Die Volksabstimmung über das Marina-Projekt des ägyptischen Investors lässt in Uri die Emotionen hochkochen. Filzvorwürfe und politische Störmanöver sorgen für Aufregung.
Für Martin Iten von der Christlichsozialen Partei und Patrick Steinle von den Alternativ-Grünen ist das Tourismusprojekt von Samih Sawiris am Urnersee eine Horrorvorstellung. In ihrem kürzlich eingereichten Postulat «zur Rettung der Perle Isleten» wehren sie sich gegen die «mondäne Marina, die weder zum Kanton Uri passt noch mit dem Schutzstatus des Gebiets (Bundesinventar der Landschaften und Naturdenkmäler, BLN) konform wäre».
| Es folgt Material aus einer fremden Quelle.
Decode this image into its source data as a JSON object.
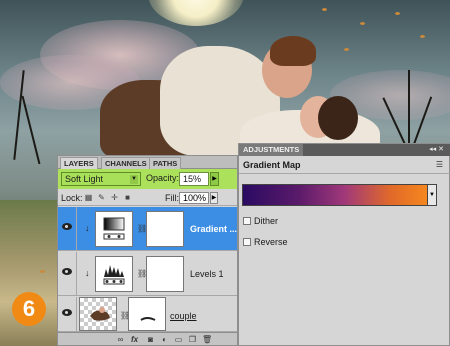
{
  "background": {
    "description_icons": [
      "moon",
      "trees",
      "falling-leaves",
      "couple"
    ]
  },
  "layers_panel": {
    "tabs": [
      "LAYERS",
      "CHANNELS",
      "PATHS"
    ],
    "active_tab": "LAYERS",
    "blend_mode": "Soft Light",
    "opacity_label": "Opacity:",
    "opacity_value": "15%",
    "lock_label": "Lock:",
    "fill_label": "Fill:",
    "fill_value": "100%",
    "highlight_color": "#ace15b",
    "selected_color": "#3b8ee4",
    "layers": [
      {
        "name": "Gradient ...",
        "selected": true,
        "clipped": true,
        "thumb": "gradient-map-adjustment-icon"
      },
      {
        "name": "Levels 1",
        "selected": false,
        "clipped": true,
        "thumb": "levels-adjustment-icon"
      },
      {
        "name": "couple",
        "selected": false,
        "clipped": false,
        "thumb": "transparent-image-thumbnail"
      }
    ],
    "bottom_icons": [
      "link-icon",
      "fx-icon",
      "mask-icon",
      "adjustment-icon",
      "group-icon",
      "new-layer-icon",
      "trash-icon"
    ]
  },
  "adjustments_panel": {
    "tab": "ADJUSTMENTS",
    "title": "Gradient Map",
    "gradient_colors": [
      "#2a0b62",
      "#f5871e"
    ],
    "dither_label": "Dither",
    "reverse_label": "Reverse",
    "dither_checked": false,
    "reverse_checked": false
  },
  "step_badge": {
    "number": "6",
    "color": "#f08a14"
  }
}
Im Visier haben sie den ägyptischen Investor, weil dieser auf der kleinen Halbinsel Isleten ein Hotel mit 50 Zimmern und 30 Appartements, 70 Wohnungen und 7 Bungalows bauen will. Am 24. November stimmen die Urner über die Volksinitiative «Isleten für alle» ab, die faktisch ein Bauverbot bedeuten würde. Der Vorstoss ist eigentlich politisches Alltagsgeschäft. Alles andere als normal ist jedoch, dass Iten und Steinle nicht im Kanton Uri wohnen. Vielmehr handelt es sich bei ihnen um Zuger Lokalpolitiker. Ihren Vorstoss haben sie denn auch im Grossen Gemeinderat der Stadt Zug eingereicht.
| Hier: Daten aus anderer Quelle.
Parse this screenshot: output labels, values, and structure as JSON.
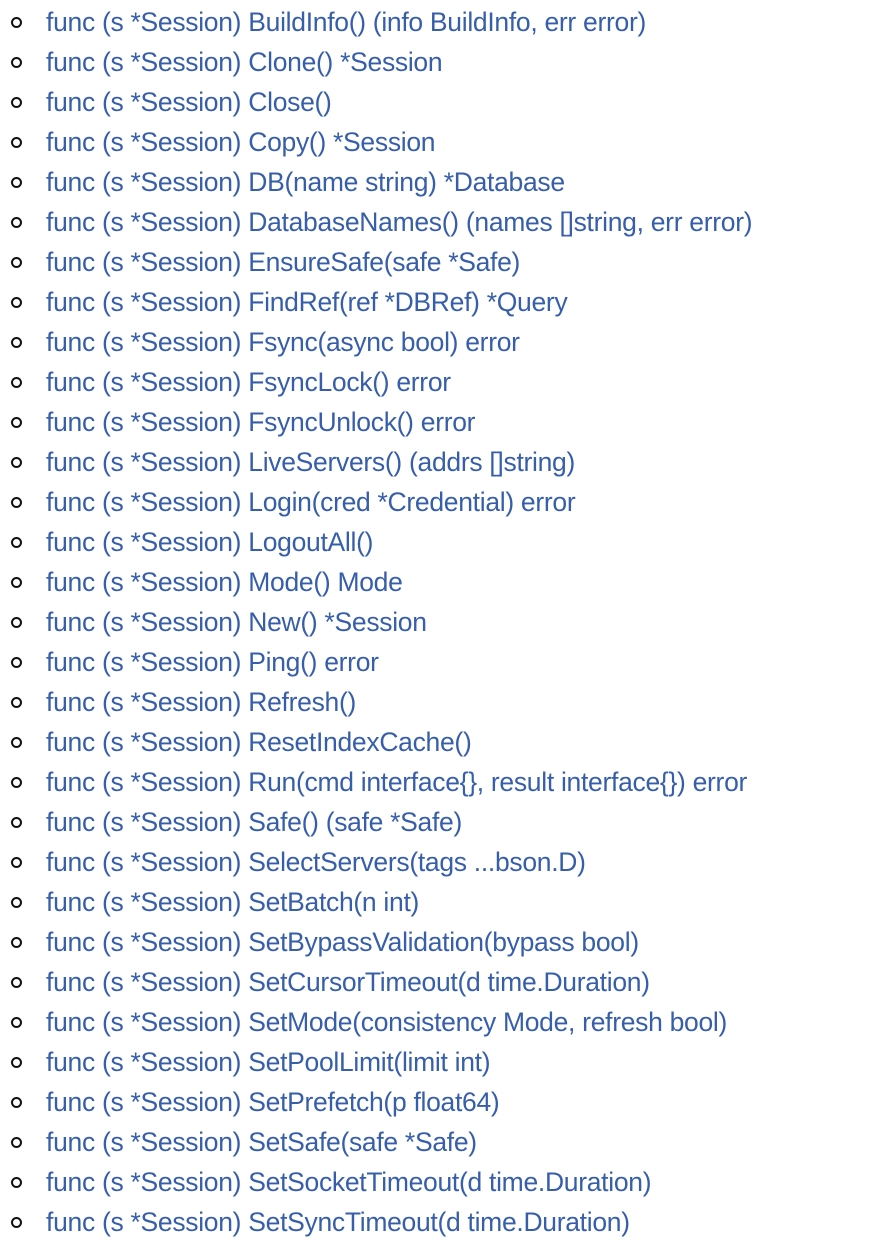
{
  "colors": {
    "link": "#375eab",
    "bullet": "#111111",
    "background": "#ffffff"
  },
  "methods": [
    {
      "label": "func (s *Session) BuildInfo() (info BuildInfo, err error)"
    },
    {
      "label": "func (s *Session) Clone() *Session"
    },
    {
      "label": "func (s *Session) Close()"
    },
    {
      "label": "func (s *Session) Copy() *Session"
    },
    {
      "label": "func (s *Session) DB(name string) *Database"
    },
    {
      "label": "func (s *Session) DatabaseNames() (names []string, err error)"
    },
    {
      "label": "func (s *Session) EnsureSafe(safe *Safe)"
    },
    {
      "label": "func (s *Session) FindRef(ref *DBRef) *Query"
    },
    {
      "label": "func (s *Session) Fsync(async bool) error"
    },
    {
      "label": "func (s *Session) FsyncLock() error"
    },
    {
      "label": "func (s *Session) FsyncUnlock() error"
    },
    {
      "label": "func (s *Session) LiveServers() (addrs []string)"
    },
    {
      "label": "func (s *Session) Login(cred *Credential) error"
    },
    {
      "label": "func (s *Session) LogoutAll()"
    },
    {
      "label": "func (s *Session) Mode() Mode"
    },
    {
      "label": "func (s *Session) New() *Session"
    },
    {
      "label": "func (s *Session) Ping() error"
    },
    {
      "label": "func (s *Session) Refresh()"
    },
    {
      "label": "func (s *Session) ResetIndexCache()"
    },
    {
      "label": "func (s *Session) Run(cmd interface{}, result interface{}) error"
    },
    {
      "label": "func (s *Session) Safe() (safe *Safe)"
    },
    {
      "label": "func (s *Session) SelectServers(tags ...bson.D)"
    },
    {
      "label": "func (s *Session) SetBatch(n int)"
    },
    {
      "label": "func (s *Session) SetBypassValidation(bypass bool)"
    },
    {
      "label": "func (s *Session) SetCursorTimeout(d time.Duration)"
    },
    {
      "label": "func (s *Session) SetMode(consistency Mode, refresh bool)"
    },
    {
      "label": "func (s *Session) SetPoolLimit(limit int)"
    },
    {
      "label": "func (s *Session) SetPrefetch(p float64)"
    },
    {
      "label": "func (s *Session) SetSafe(safe *Safe)"
    },
    {
      "label": "func (s *Session) SetSocketTimeout(d time.Duration)"
    },
    {
      "label": "func (s *Session) SetSyncTimeout(d time.Duration)"
    }
  ]
}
Verschwörungstheorie zu Politfilz
Die Legitimation, sich in fremde Angelegenheiten einzumischen, ziehen Iten und Steinle aus der Tatsache, dass die Stadt Zug seit über fünfzig Jahren eine Partnerschaft mit der Gemeinde Isenthal pflegt, auf deren Gebiet sich ein Teil der geplanten Marina befinden würde. Die Politiker schlagen vor, diese Beziehung aufzufrischen und auf dem umstrittenen Areal anstelle eines Ferienresorts ein «Haus der Stadt Zug» für die Stadtzuger Schulkinder zu errichten. Diese Idee soll unabhängig vom Ausgang der Volksabstimmung realisiert werden.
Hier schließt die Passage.